Der Zweite Weltkrieg und der Holocaust kamen im türkischen Bildungssystem bis vor wenigen Jahren zu kurz. Auch wenn das Thema seit einigen Jahren im Unterrichtsfach „Zeitgenössische Geschichte der Türkei und der Welt“ behandelt wird, ist es in der Türkei bis heute ein großes Problem, dass es in der Gesellschaft kein Bewusstsein für das Ausmaß des Holocaust gibt.

Was in der Türkei gesagt werden kann

Nach dem Putschversuch am 15. Juli 2016 kam von Regierungsvertretern die Äußerung „Neben FETÖ stünden die Nazis wie Lehrlinge da“. In der Opposition ist die Lage nicht anders. Dem CHP-Vorsitzenden Kemal Kılıçdaroğlu zufolge ist die Türkei im Jahr 2010 fast so wie Deutschland in den 1940ern. Nach seinem Geschichtsverständnis hat nicht der Sieg der Sowjetunion in Stalingrad Hitler das Ende bereitet, sondern die Deutschen selbst. Es gibt eine Erklärung von Kılıçdaroğlu, in der er sagt: „Wenn wir davon sprechen, dass wir dieses System ändern werden, meine ich damit: Wir werden es so zerstören, wie die Deutschen das Hitler-Regime zerstört haben.“

Auf der anderen Seite können einige Intellektuelle, die die Türkei verlassen und in den Westen gehen oder der Weltöffentlichkeit das Unbehagen an der türkischen Regierung mitteilen wollen, ohne Probleme sagen, dass sie sich „wie ein Jude in Nazi-Deutschland fühlen“. Es ist also möglich, dass sie die Lage in der Türkei mit einem Regime vergleichen, das Millionen von Menschen in Konzentrationslagern umgebracht hat.

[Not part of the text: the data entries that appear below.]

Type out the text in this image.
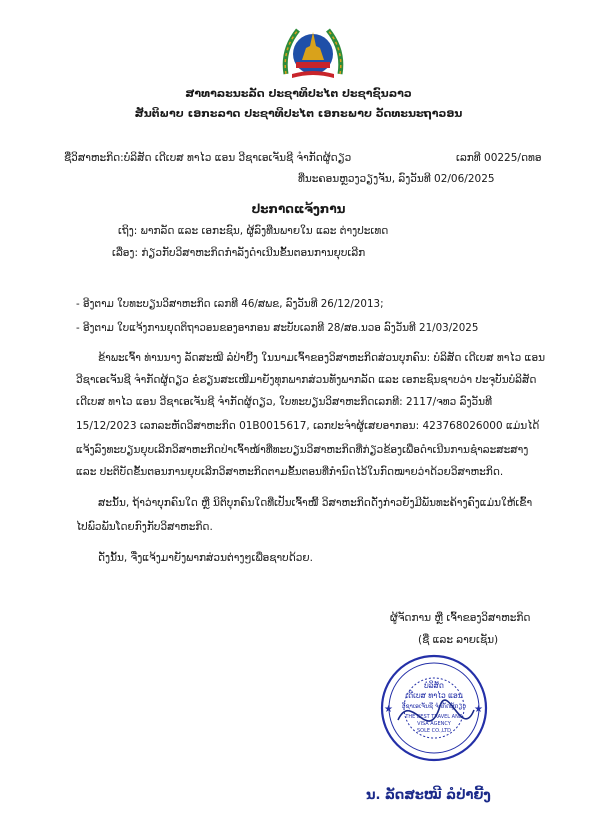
ສາທາລະນະລັດ ປະຊາທິປະໄຕ ປະຊາຊົນລາວ
ສັນຕິພາບ ເອກະລາດ ປະຊາທິປະໄຕ ເອກະພາບ ວັດທະນະຖາວອນ
ຊື່ວິສາຫະກິດ:ບໍລິສັດ ເດີເບສ ທາໄວ ແອນ ວີຊາເອເຈັນຊີ ຈໍາກັດຜູ້ດຽວ	ເລກທີ 00225/ດທອ
ທີ່ນະຄອນຫຼວງວຽງຈັນ, ລົງວັນທີ 02/06/2025
ປະກາດແຈ້ງການ
ເຖິງ: ພາກລັດ ແລະ ເອກະຊົນ, ຜູ້ລົງທືນພາຍໃນ ແລະ ຕ່າງປະເທດ
ເລື່ອງ: ກ່ຽວກັບວິສາຫະກິດກໍາລັງດໍາເນີນຂັ້ນຕອນການຍຸບເລີກ
- ອີງຕາມ ໃບທະບຽນວິສາຫະກິດ ເລກທີ 46/ສພຂ, ລົງວັນທີ 26/12/2013;
- ອີງຕາມ ໃບແຈ້ງການຍຸດຕິຖາວອນຂອງອາກອນ ສະບັບເລກທີ 28/ສອ.ນວອ ລົງວັນທີ 21/03/2025
ຂ້າພະເຈົ້າ ທ່ານນາງ ລັດສະໝີ ລໍປ່າຍີ້ງ ໃນນາມເຈົ້າຂອງວິສາຫະກິດສ່ວນບຸກຄົນ: ບໍລິສັດ ເດີເບສ ທາໄວ ແອນ
ວີຊາເອເຈັນຊີ ຈໍາກັດຜູ້ດຽວ ຂໍຮຽນສະເໜີມາຍັງທຸກພາກສ່ວນທັງພາກລັດ ແລະ ເອກະຊົນຊາບວ່າ ປະຈຸບັນບໍລິສັດ
ເດີເບສ ທາໄວ ແອນ ວີຊາເອເຈັນຊີ ຈໍາກັດຜູ້ດຽວ, ໃບທະບຽນວິສາຫະກິດເລກທີ: 2117/ຈທວ ລົງວັນທີ
15/12/2023 ເລກລະຫັດວິສາຫະກິດ 01B0015617, ເລກປະຈໍາຜູ້ເສຍອາກອນ: 423768026000 ແມ່ນໄດ້
ແຈ້ງລົງທະບຽນຍຸບເລີກວິສາຫະກິດປ່າເຈົ້າໜ້າທີ່ທະບຽນວິສາຫະກິດທີ່ກ່ຽວຂ້ອງເພື່ອດໍາເນີນການຊໍາລະສະສາງ
ແລະ ປະຕິບັດຂັ້ນຕອນການຍຸບເລີກວິສາຫະກິດຕາມຂັ້ນຕອນທີ່ກໍານົດໄວ້ໃນກົດໝາຍວ່າດ້ວຍວິສາຫະກິດ.
ສະນັ້ນ, ຖ້າວ່າບຸກຄົນໃດ ຫຼື ນິຕິບຸກຄົນໃດທີ່ເປັນເຈົ້າໜີ້ ວິສາຫະກິດດັ່ງກ່າວຍັງມີພັນທະຄ້າງຄົງແມ່ນໃຫ້ເຂົ້າ
ໄປພົວພັນໂດຍກົງກັບວິສາຫະກິດ.
ດັ່ງນັ້ນ, ຈື່ງແຈ້ງມາຍັງພາກສ່ວນຕ່າງໆເພື່ອຊາບດ້ວຍ.
ຜູ້ຈັດການ ຫຼື ເຈົ້າຂອງວິສາຫະກິດ
(ຊື່ ແລະ ລາຍເຊັນ)
★	★
ບໍລິສັດ
ເດີເບສ ທາໄວ ແອນ
ວີຊາເອເຈັນຊີ ຈໍາກັດຜູ້ດຽວ
THE BEST TRAVEL AND
VISA AGENCY
SOLE CO.,LTD
ນ. ລັດສະໝີ ລໍປ່າຍີ້ງ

Nach den Reaktionen auf die Filmgala entschuldigte sich der Produzent von „Çiçero“, Mehmet Uslu bei der jüdischen Gemeinde mit den Worten: „Wir haben dieses Bühnenbild aufgebaut, um die Gäste in die Atmosphäre des Films einzustimmen.“ Dieses Statement drückt aus, dass es in der Türkei kein ernsthaftes Bemühen darum gibt, sich mit Antisemitismus auseinanderzusetzen.

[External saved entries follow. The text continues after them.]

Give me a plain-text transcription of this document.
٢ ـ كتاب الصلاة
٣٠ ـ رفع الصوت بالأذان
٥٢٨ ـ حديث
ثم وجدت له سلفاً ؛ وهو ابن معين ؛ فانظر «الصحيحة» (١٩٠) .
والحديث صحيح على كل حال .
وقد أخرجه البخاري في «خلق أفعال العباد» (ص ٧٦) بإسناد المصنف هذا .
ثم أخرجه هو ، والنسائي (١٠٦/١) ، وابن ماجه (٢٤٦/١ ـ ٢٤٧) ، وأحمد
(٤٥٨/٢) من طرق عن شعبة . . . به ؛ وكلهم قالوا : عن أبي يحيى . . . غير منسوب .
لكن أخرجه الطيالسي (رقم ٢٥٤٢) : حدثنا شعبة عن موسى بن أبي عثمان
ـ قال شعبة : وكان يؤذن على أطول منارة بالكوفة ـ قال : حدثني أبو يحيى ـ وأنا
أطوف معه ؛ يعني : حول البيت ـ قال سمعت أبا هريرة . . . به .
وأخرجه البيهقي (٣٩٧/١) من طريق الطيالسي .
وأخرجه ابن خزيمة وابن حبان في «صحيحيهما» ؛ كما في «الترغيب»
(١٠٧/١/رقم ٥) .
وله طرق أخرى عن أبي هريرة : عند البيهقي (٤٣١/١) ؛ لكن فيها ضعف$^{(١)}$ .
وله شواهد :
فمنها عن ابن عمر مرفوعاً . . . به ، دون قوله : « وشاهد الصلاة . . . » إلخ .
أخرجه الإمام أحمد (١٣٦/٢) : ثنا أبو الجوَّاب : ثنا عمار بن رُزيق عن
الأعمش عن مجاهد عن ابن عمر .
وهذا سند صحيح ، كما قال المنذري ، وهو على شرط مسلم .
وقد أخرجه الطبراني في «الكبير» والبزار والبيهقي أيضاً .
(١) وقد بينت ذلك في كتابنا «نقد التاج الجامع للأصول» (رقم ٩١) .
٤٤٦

Warum konnte die Schwere und das Ausmaß des Holocaust in der Türkei nicht vermittelt werden? Dass die 1978 gedrehte Serie „Holocaust“, die weltweit für Aufsehen sorgte, in der Türkei nicht ausgestrahlt wurde, kann uns einen Anhaltspunkt geben. Der berühmte Schauspieler Haldun Dormen schrieb damals in einer Kolumne in der Milliyet: „Diese Serie kann problemlos in der Türkei als einem Land, das nicht am Krieg teilgenommen hat und nicht Zeuge der Hölle in den Nazi-Lagern geworden ist, gezeigt werden.“ Aber „warum auch immer, bei uns wurde sie im Handumdrehen zensiert.“

Der Grund für die offizielle Erklärung des türkischen Staatssenders TRT, derzufolge die Ausstrahlung der Serie auf unbegrenzte Zeit verschoben wurde, war, dass „die Lage, in der sich die Türkei heute befindet“, für eine solche Serie nicht geeignet sei. Denn in dieser Zeit mehrten sich die Diskussionen über den Völkermord an den Armenier*innen. Und Ankara war weit davon entfernt, sich mit einem Völkermord auseinanderzusetzen – nicht nur dem Genozid an den Armenier*innen, sondern jedem. Das traf auch auf den Holocaust zu, für den mit Deutschland ein früherer Verbündeter der Türkei verantwortlich war.